1.Why not give a clear explanation in how to isolate and develop
this muscle?

2. How does this muscle come into play when your wrists are grabbed? How do you isolate and utilize this muscle in "Kokyu-Ho"
or suburi for that matter?

Jonathan made a concerted effort to explain and describe how he trained and what he understood suburi and the rowing excercise to be over a number of posts. He provided videos to illustrate his thoughts. The "Socratic Midwife" approach is fine to an extent, but
why not just give him some clear pointers on this basic thing?

bob_stra
02-07-2010, 10:50 AM
This puzzled me;

Here's a direct question : Ignatius please show a diagram of the hard, articulated muscle-like dantien. Preferably from a reliable medical source.


How about video?

http://tieba.56.com/v?tn=53357

Mike Sigman
02-07-2010, 02:06 PM
Well, just to interject a comment, being able to toss a weight with the belly (as in the video Bob just pointed to) is indeed an old skill that was remarked upon, but that particular skill doesn't necessarily show/demonstrate the peculiar muscular development that derives from years of manipulating the rest of the body with the dantien/hara.

FWIW

Mike Sigman

Ron Tisdale
02-07-2010, 06:18 PM
And you know something else?

I owe Oisin Bourke an apology. It appears I read too quickly and was incorrect in my assumption.

Best,
Ron

oisin bourke
02-09-2010, 08:07 AM
Hi Ron,

No worries.

I understand your point about these discussions. They can get rather heated and perhaps my own language was a trifle intemperate.
Anyway, a lot of good stuff has come out over the past few pages and that can only be a good thing.

Best regards,

Oisin

thisisnotreal
02-11-2010, 08:03 AM
Not Mike, but I'll offer a thought. The brush is basically an extension of your arm. In the hands of an expert, the brush is an extension of their mind and body. Watching an "expert" brush a character, a trained person can discern how much arm or mind/body connection is involved.

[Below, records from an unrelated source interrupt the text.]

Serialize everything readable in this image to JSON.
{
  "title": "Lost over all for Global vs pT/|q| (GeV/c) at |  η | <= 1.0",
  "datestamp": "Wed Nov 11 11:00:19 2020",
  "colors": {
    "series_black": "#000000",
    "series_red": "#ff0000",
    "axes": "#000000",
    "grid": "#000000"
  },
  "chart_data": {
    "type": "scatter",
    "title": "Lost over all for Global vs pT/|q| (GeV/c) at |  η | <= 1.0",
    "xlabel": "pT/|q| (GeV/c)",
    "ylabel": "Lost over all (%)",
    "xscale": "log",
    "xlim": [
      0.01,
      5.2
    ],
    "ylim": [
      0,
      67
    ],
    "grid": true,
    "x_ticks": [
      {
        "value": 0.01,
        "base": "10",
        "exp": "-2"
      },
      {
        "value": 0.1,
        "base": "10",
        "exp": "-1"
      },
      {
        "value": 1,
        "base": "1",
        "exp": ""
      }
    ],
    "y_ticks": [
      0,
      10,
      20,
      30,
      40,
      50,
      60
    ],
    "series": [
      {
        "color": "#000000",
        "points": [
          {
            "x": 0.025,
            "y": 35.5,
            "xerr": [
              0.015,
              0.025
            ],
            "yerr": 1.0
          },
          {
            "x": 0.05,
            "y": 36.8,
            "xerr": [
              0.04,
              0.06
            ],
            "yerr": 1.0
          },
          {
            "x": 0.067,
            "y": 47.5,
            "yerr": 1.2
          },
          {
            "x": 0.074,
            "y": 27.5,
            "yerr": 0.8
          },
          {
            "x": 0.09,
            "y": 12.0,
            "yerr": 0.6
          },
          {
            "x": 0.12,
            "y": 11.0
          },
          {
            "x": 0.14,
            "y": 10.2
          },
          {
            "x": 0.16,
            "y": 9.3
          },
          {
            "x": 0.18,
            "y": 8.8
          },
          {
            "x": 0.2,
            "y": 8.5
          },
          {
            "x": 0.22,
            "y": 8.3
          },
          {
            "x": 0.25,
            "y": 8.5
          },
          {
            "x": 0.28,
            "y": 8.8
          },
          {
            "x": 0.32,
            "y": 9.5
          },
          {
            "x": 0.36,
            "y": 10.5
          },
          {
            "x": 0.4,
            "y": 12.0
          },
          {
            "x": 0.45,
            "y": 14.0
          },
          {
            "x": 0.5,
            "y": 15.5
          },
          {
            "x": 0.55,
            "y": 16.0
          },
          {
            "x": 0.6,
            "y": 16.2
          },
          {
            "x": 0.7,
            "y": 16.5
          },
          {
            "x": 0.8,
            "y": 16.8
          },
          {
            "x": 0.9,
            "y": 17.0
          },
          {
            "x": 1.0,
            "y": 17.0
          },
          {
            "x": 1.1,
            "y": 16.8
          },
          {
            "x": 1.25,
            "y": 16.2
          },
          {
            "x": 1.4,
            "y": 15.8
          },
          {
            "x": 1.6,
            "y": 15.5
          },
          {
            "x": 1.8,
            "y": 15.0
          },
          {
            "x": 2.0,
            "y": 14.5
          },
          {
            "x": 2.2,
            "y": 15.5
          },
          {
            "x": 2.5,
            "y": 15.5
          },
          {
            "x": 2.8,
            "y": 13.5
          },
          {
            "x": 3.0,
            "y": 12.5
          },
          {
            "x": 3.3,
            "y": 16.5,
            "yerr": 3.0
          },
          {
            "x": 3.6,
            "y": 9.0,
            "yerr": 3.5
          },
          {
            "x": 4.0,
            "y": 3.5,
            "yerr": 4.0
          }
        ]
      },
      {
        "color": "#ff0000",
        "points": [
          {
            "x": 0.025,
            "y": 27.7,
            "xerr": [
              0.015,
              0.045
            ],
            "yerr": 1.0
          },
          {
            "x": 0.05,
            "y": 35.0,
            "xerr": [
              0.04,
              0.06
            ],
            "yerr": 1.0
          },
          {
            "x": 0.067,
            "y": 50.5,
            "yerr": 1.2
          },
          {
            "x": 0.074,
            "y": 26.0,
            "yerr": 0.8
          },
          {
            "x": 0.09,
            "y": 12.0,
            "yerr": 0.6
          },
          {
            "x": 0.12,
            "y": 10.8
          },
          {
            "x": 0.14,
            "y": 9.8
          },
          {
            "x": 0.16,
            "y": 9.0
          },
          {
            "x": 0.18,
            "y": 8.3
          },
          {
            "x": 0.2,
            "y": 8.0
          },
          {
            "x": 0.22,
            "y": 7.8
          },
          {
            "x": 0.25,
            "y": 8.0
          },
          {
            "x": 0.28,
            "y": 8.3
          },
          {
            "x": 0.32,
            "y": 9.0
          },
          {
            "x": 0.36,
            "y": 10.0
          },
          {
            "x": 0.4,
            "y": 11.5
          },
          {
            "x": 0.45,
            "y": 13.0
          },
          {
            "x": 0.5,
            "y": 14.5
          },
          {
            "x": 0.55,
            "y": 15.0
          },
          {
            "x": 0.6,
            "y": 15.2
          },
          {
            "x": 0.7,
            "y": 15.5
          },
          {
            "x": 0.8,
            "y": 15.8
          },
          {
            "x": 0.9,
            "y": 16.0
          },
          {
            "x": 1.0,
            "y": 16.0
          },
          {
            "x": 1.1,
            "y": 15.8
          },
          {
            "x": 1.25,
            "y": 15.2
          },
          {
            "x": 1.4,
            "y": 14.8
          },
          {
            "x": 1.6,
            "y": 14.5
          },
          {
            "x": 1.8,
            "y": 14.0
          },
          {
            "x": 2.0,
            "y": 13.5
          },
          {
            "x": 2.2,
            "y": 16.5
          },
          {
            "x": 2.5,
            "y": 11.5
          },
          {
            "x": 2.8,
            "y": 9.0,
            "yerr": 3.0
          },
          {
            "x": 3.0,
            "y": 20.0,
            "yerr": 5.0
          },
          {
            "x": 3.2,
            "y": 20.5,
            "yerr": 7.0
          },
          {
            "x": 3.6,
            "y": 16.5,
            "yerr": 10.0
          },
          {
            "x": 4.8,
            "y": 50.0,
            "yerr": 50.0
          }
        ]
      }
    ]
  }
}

From there, the trained person could also gauge how good the "expert" might be at wielding a sword, because the principles of body usage are the same.

It's the same reasoning Ueshiba gave some dancer a 10th dan in Aikido after merely watching a performance.

Hi Ignatius - Thanks. I definitely hear you. I was meaning like ... maybe a specific thing along the lines you discuss in general. Maybe it's an impossible question over the intertube.